Where do you get back late to?


----------



## RJTaylor (Oct 4, 2017)

Arroyo City, or Port Mansfield.


----------



## AggieFlyGuy (Jun 12, 2018)

Remember those bars and edges that usually don't have water on them? Fish those. I am in Corpus and have fished high water days my last three outings. The fishing has sucked both because the fish are scattered and because the water clarity has been absolute dog sh&$. I did sneak over the Ingleside yesterday looking to avoid the throng of humanity packed onto Padre Island and it was the same. Nasty, off colored water and damned few fish. On one flat I noticed mud boils with intermittent flickers of black. I initially thought it was a ray, but put a cast into the middle of the boil and immediately came tight on a speck. Turns out there were literally dozens of trout "mudding' across the entire flat in pods spaced out every fifty or so yards. Caught another nice fish before the clouds returned and we pulled the plug. I have seen that way down south only once.

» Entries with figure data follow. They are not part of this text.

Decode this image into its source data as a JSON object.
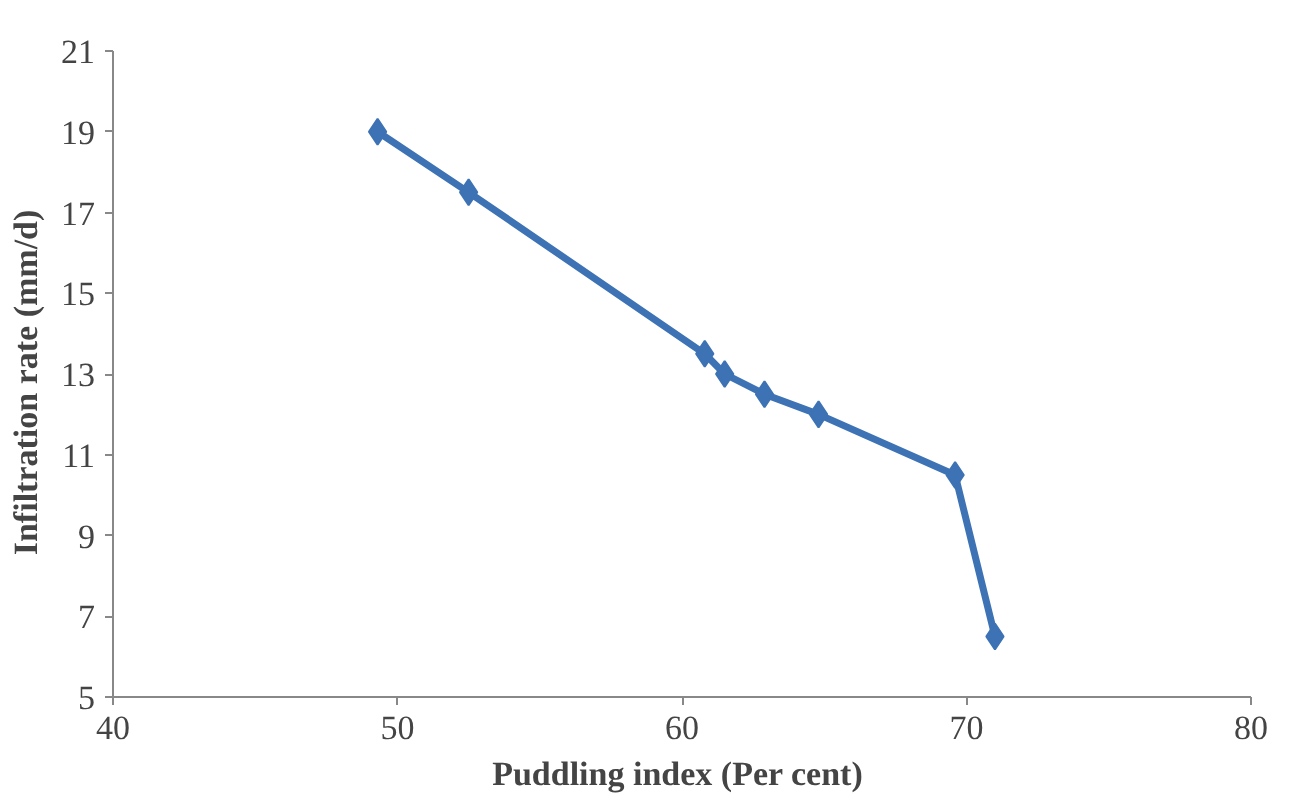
{
  "chart_data": {
    "type": "line",
    "xlabel": "Puddling  index (Per cent)",
    "ylabel": "Infiltration  rate  (mm/d)",
    "x": [
      49.3,
      52.5,
      60.8,
      61.5,
      62.9,
      64.8,
      69.6,
      71.0
    ],
    "series": [
      {
        "color": "#3d72b4",
        "values": [
          19,
          17.5,
          13.5,
          13,
          12.5,
          12,
          10.5,
          6.5
        ]
      }
    ],
    "xlim": [
      40,
      80
    ],
    "xticks": [
      40,
      50,
      60,
      70,
      80
    ],
    "ylim": [
      5,
      21
    ],
    "yticks": [
      5,
      7,
      9,
      11,
      13,
      15,
      17,
      19,
      21
    ],
    "grid": false,
    "marker": "diamond",
    "line_style": "solid"
  }
}
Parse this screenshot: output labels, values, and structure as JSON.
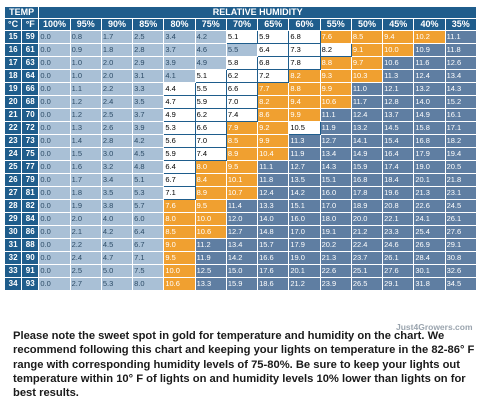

From my office window I can see the jetty rocks along the CC bay front and it appears the tide has dropped a bit today. I am headed south tomorrow one way or the other, high tide be damned.


----------



## texican08 (Sep 13, 2016)

How did you do?


----------



## Acuna (Sep 4, 2018)

Like aggieflyguy, I fish what is normally dry land when the water is high. My formula for catching reds is pretty simple: shallow, meaning less than one foot, and sandy to mostly sandy (I like some grass but not too much, I like edges). When the tides make my normal stuff too deep, I go shallower.

But yes, the fishing has been tougher with the high water.........


----------



## AggieFlyGuy (Jun 12, 2018)

I am leaving Thursday for Port Mansfield and have been closely watching the weather and water levels. I don't see these tides receding any time soon with a tropical low pressure system spinning around in the Gulf. 

Uggh.


----------



## Surffshr (Dec 28, 2017)

You may have some great conditions otherwise down there though. Forecast is looking solid.


----------